Friday, November 27, 2015

Machine Learning, by Nancy Kress

Published in Future Visions:Original Science Fiction Inspired by Microsoft, edited by Elizabeth Bear, Melchior Media, November 2015

Ethan's a computer scientist, working on artificial intelligence and machine learning. He doesn't love his work, but he's grateful for it. He needs it. He's also the survivor of a terrible personal tragedy: His daughter Allyson was born infected with Moser's Syndrome, a new and devastating virus, and died when she was only five. His wife Tina, Allyson's mother, first left him after Allyson's death, and then killed herself.

The project he and his research partner, Jamie, are working on involves a machine-assisted instruction program--MAIP--in which the program guides children in their learning in one-on-one sessions, with the research goal of the program learning to recognize and understand human social and emotional cues. They've had progress--MAIP is recognizing and adjusting for frustration, anger, and pleasure in the children, but also setbacks--MAIP isn't recognizing either lying or social pretense.

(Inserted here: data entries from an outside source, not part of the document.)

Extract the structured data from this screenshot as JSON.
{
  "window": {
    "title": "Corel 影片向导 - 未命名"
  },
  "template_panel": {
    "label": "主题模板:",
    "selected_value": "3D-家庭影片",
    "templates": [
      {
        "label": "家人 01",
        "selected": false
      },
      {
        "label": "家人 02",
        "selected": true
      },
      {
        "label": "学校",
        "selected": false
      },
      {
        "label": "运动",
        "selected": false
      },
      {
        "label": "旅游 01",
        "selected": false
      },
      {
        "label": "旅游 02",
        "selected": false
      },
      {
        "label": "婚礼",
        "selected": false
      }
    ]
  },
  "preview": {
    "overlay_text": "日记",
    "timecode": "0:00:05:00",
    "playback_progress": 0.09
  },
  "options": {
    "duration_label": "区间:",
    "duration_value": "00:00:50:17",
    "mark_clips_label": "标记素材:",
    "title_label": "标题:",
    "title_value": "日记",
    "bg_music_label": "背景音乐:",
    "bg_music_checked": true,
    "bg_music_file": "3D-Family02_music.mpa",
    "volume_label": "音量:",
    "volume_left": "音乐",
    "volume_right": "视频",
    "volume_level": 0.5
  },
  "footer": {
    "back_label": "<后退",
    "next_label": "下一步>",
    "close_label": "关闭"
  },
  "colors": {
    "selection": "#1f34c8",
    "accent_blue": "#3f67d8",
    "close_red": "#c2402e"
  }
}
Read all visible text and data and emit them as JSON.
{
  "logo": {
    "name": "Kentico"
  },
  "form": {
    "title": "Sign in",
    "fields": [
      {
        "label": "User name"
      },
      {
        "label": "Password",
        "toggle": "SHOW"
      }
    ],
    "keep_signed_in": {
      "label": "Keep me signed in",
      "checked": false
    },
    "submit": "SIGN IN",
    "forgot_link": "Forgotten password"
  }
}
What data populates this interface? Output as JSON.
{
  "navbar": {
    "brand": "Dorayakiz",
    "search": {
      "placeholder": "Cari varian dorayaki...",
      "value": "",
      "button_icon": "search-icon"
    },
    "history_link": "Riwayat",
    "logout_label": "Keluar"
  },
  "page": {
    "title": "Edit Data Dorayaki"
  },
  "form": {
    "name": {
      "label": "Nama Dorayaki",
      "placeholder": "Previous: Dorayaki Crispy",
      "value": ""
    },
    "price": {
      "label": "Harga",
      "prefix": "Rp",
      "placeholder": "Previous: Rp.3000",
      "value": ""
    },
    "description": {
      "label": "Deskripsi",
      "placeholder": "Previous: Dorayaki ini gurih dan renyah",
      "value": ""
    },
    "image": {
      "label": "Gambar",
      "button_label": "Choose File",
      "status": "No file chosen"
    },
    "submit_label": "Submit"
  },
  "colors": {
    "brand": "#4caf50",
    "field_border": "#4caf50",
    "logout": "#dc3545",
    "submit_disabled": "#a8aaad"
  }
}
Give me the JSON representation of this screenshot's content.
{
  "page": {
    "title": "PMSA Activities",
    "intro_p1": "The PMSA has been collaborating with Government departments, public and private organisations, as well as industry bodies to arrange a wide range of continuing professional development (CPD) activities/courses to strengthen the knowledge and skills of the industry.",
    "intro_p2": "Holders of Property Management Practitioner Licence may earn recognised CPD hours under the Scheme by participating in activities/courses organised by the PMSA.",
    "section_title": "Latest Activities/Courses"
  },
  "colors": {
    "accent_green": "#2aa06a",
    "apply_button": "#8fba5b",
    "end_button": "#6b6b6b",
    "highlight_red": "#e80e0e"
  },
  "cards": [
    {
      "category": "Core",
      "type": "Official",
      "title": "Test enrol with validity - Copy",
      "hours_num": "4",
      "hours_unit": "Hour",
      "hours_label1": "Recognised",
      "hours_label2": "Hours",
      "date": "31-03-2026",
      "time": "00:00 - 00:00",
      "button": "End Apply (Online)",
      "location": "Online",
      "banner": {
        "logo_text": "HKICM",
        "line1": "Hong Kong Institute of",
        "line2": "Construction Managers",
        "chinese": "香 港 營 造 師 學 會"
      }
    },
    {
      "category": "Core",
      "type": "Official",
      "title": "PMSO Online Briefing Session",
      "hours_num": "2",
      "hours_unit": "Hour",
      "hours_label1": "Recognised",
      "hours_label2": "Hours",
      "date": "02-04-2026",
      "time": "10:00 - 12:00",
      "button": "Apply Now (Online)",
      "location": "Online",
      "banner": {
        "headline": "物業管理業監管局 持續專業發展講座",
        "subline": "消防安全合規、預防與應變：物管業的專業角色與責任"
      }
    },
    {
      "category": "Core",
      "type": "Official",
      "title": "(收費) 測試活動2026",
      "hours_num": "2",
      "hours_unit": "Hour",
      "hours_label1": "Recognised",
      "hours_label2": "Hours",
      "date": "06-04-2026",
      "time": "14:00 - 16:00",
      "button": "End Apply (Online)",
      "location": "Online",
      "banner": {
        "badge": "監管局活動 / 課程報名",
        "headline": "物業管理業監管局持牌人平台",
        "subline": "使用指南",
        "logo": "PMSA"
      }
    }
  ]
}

Meanwhile, Ethan is so closed down and withdrawn that the children, and even sometimes Jamie, call him "Dr. Stone Man."

On the one hand, there's the purely professional conflict over the project between optimistic Jamie and pessimistic Ethan. On the other hand, there's Ethan's emotional shutdown and his coworkers' efforts to break through and reach him--much to his own annoyance. Kress skillfully orchestrates the separate but not unrelated conflicts to one absorbing and painful climax.


This book was available free on Amazon when I downloaded it.